Market overview: Alan McIntosh, Chief Investment Strategist
Global equities continued to advance last week, driven higher by gains in the US and mainland Europe, as the MSCI All Country World Index rose 1.0% to take the 2023 return to 16.7%. UK bond yields increased following better-than expected economic data, with the 10-year gilt yield rising by 18 basis points to end Friday at 4.28%, up 62 basis points year-to-date.
Both US and Europe ex UK stock benchmarks rose 1% on the week, in line with global indices. The release of Nvidia’s third-quarter earnings was the standout event for US markets, in a shortened trading week due to the Thanksgiving holiday. The artificial intelligence chipmaker reported a beat on earnings and revenue, but shares pulled back a little in response, probably due to cautious guidance because of Chinese export restrictions. As the sixth largest publicly traded company in the world by market capitalisation the results have a tangible impact on benchmarks, and it was not surprising given the initial softness in Nvidia’s share price that technology indices lagged a little on the week.
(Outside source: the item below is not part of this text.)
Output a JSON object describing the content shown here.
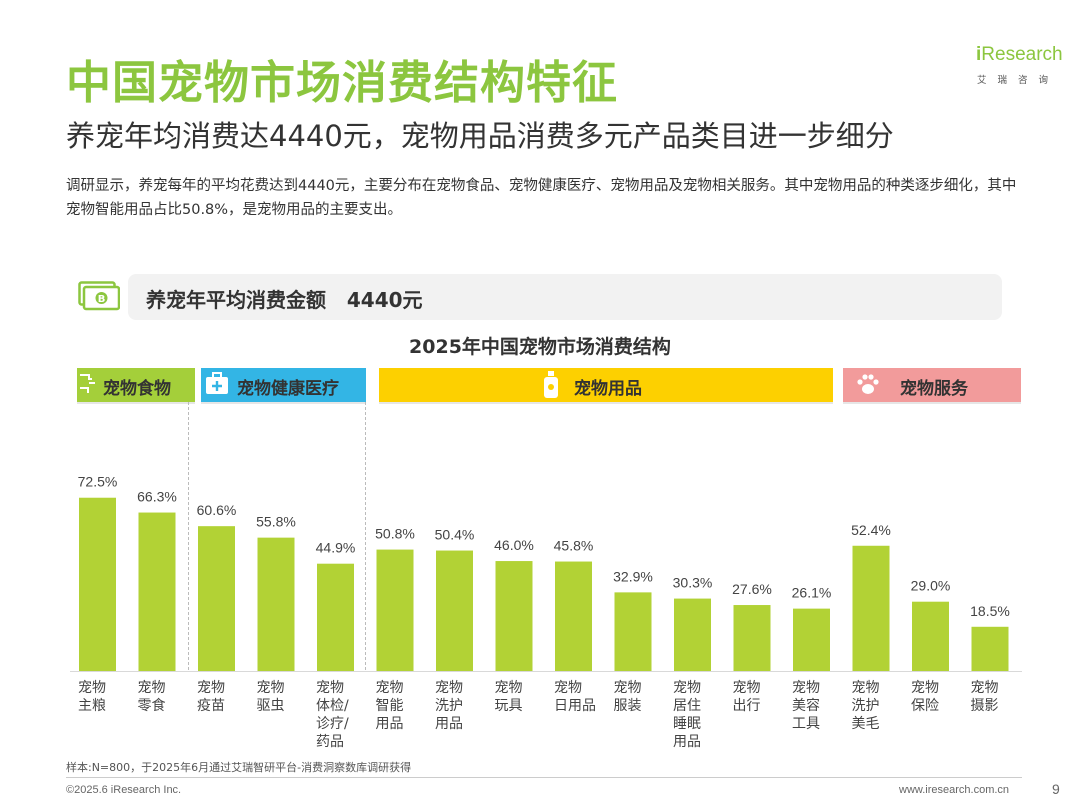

The consumer remains a strong positive force underpinning the US economy and initial reports are pointing to a record level of spending across the Thanksgiving holiday weekend, which includes Black Friday sales. However, there was some weakness apparent in the latest US purchasing managers index (PMI) figures, with the manufacturing component slipping back into contractionary territory. This closely watched gauge of economic activity has spent most of the last 12 months below the 50 mark that denotes contraction/expansion and has fallen back to 49.4 after a 50.0 print last time out. The previous reading was only the second time this monthly data point has not been in the 40s in the last 12 months. That said, it remains significantly higher than Eurozone and UK equivalents.
Better UK data
The day before, the latest UK manufacturing PMI was released and although the reading of 46.7 is clearly in contractionary territory, it was well above the 45.0 consensus forecast. This is the third month running that the metric has surpassed expectations, suggesting that UK economic activity is surprising to the upside, albeit against modest expectations. The services component also came in better than expected, rising to 50.5 from 49.5. Services readings have consistently come in better than manufacturing equivalents over the past year or so and a print above 50 signals a move back into expansionary territory after three consecutive sub-50 readings.
The data pushed UK government bond yields higher and brought a noticeable relative move compared to US and European equivalents, with a more than 10 basis points gain at the 10-year point of the curve. The data and related rise in bond yields supported sterling, with the pound rising to 1.26 against the US dollar. UK stocks underperformed on the week, declining 0.1% to leave 2023 returns at 4.1%.